Because the code needs every byte value (0-255) to behave like a number you can add, subtract, multiply, and divide. The integers mod 256 don't form a field — division isn't always defined. The Galois field GF(2^8) does: there are 256 distinct elements with full field arithmetic, implemented via polynomial operations modulo an irreducible polynomial (typically x^8 + x^4 + x^3 + x^2 + 1 for the CD/DVD standard). The decoder's linear algebra requires field operations, which is why Reed-Solomon was a major theoretical breakthrough in 1960.

How does RS(255,223) correct 16 byte errors?

The (n, k) parameters mean n=255 transmitted bytes encode k=223 data bytes, leaving n-k=32 parity bytes. Reed-Solomon can correct up to (n-k)/2 = 16 byte errors per block, or detect up to n-k = 32 errors. Each erroneous byte may have any of its 8 bits wrong simultaneously — a single Reed-Solomon byte error corresponds to a burst of up to 8 bit errors. RS(255,223) is the CCSDS deep-space standard used by Voyager, New Horizons, and most NASA missions.

What's the difference between Reed-Solomon and Hamming?

Hamming works on bits over GF(2) and corrects a single bit error per block. Reed-Solomon works on bytes (or larger symbols) over GF(2^m) and corrects multiple symbol errors per block. Because each Reed-Solomon symbol covers m consecutive bits, a burst of up to m bit errors equals only one symbol error — Reed-Solomon is naturally burst-tolerant. Hamming has to be paired with interleaving to handle bursts; Reed-Solomon handles them by construction.
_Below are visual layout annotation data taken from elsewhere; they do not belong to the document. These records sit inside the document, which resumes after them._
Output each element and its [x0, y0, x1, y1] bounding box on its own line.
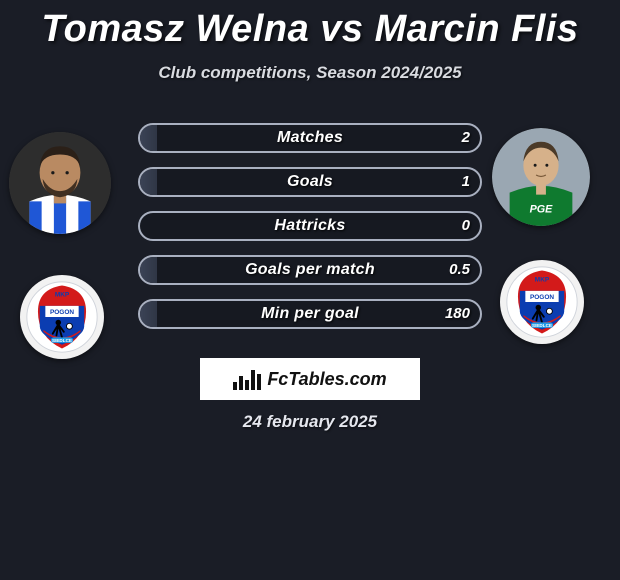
source-logo: FcTables.com — [200, 358, 420, 400]
page-title: Tomasz Welna vs Marcin Flis — [0, 0, 620, 51]
svg-text:POGON: POGON — [50, 309, 74, 316]
stat-label: Goals — [140, 169, 480, 195]
stat-value: 0.5 — [449, 257, 470, 283]
stat-row-mpg: Min per goal 180 — [138, 299, 482, 329]
stat-label: Min per goal — [140, 301, 480, 327]
stat-value: 0 — [462, 213, 470, 239]
svg-text:PGE: PGE — [530, 203, 554, 215]
player2-club-badge: MKP POGON SIEDLCE — [500, 260, 584, 344]
svg-text:POGON: POGON — [530, 294, 554, 301]
stat-row-goals: Goals 1 — [138, 167, 482, 197]
stat-value: 180 — [445, 301, 470, 327]
subtitle: Club competitions, Season 2024/2025 — [0, 63, 620, 83]
stat-row-hattricks: Hattricks 0 — [138, 211, 482, 241]
stat-value: 2 — [462, 125, 470, 151]
logo-text: FcTables.com — [267, 369, 386, 390]
stat-label: Hattricks — [140, 213, 480, 239]
stat-label: Goals per match — [140, 257, 480, 283]
stats-panel: Matches 2 Goals 1 Hattricks 0 Goals per … — [138, 123, 482, 343]
stat-label: Matches — [140, 125, 480, 151]
stat-row-matches: Matches 2 — [138, 123, 482, 153]
stat-value: 1 — [462, 169, 470, 195]
player1-avatar — [9, 132, 111, 234]
svg-text:SIEDLCE: SIEDLCE — [52, 338, 72, 343]
svg-text:SIEDLCE: SIEDLCE — [532, 323, 552, 328]
player2-avatar: PGE — [492, 128, 590, 226]
svg-text:MKP: MKP — [55, 292, 70, 299]
player1-club-badge: MKP POGON SIEDLCE — [20, 275, 104, 359]
svg-text:MKP: MKP — [535, 277, 550, 284]
date-text: 24 february 2025 — [0, 412, 620, 432]
bars-icon — [233, 368, 261, 390]
stat-row-gpm: Goals per match 0.5 — [138, 255, 482, 285]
How does a QR code use Reed-Solomon?

QR codes use RS over GF(256) with adjustable error-correction level (L, M, Q, H) trading data capacity for error tolerance. Level H allows ~30% of the codewords to be unreadable (smudged, torn, occluded) and still recover the data. The code is interleaved with the data in a structured layout so contiguous physical damage maps to scattered codeword errors, exactly the case Reed-Solomon handles best. That's how QR codes still scan with stickers half-covering them.

What's the time complexity of Reed-Solomon decoding?

Classical decode is O(n²) using Berlekamp-Massey for the error locator polynomial plus Chien search for the error positions. n=255 is fast enough for any application — a hardware decoder runs at line rate on multi-Gbps links. Asymptotic improvements (fast Fourier methods over GF, Justesen's algorithms) achieve O(n log² n), used in long-code applications like distributed storage where n can reach 10,000+.

Why is Reed-Solomon used in deep-space communications?

Deep-space links face very low signal-to-noise ratios — every photon counts when transmitting from Voyager at 24 billion km. Burst errors from solar flares and detector noise are common. Reed-Solomon's burst tolerance plus a concatenated inner convolutional code (Viterbi) gives near-Shannon-limit performance with modest computation at the receiver. The CCSDS standard combination has been the de facto deep-space code since the 1980s.

What's RAID-6's relationship to Reed-Solomon?

RAID-6 stores k data disks plus 2 parity disks computed via Reed-Solomon-style operations over GF(2^8) — it's a (k+2, k) Reed-Solomon code. Two disk failures can be tolerated; the surviving disks plus the parity disks reconstruct the lost ones using the same syndrome-and-locator math. Larger erasure codes (RS(20,16), RS(40,32)) extend this idea in distributed object stores like Ceph, Backblaze, and S3 Glacier.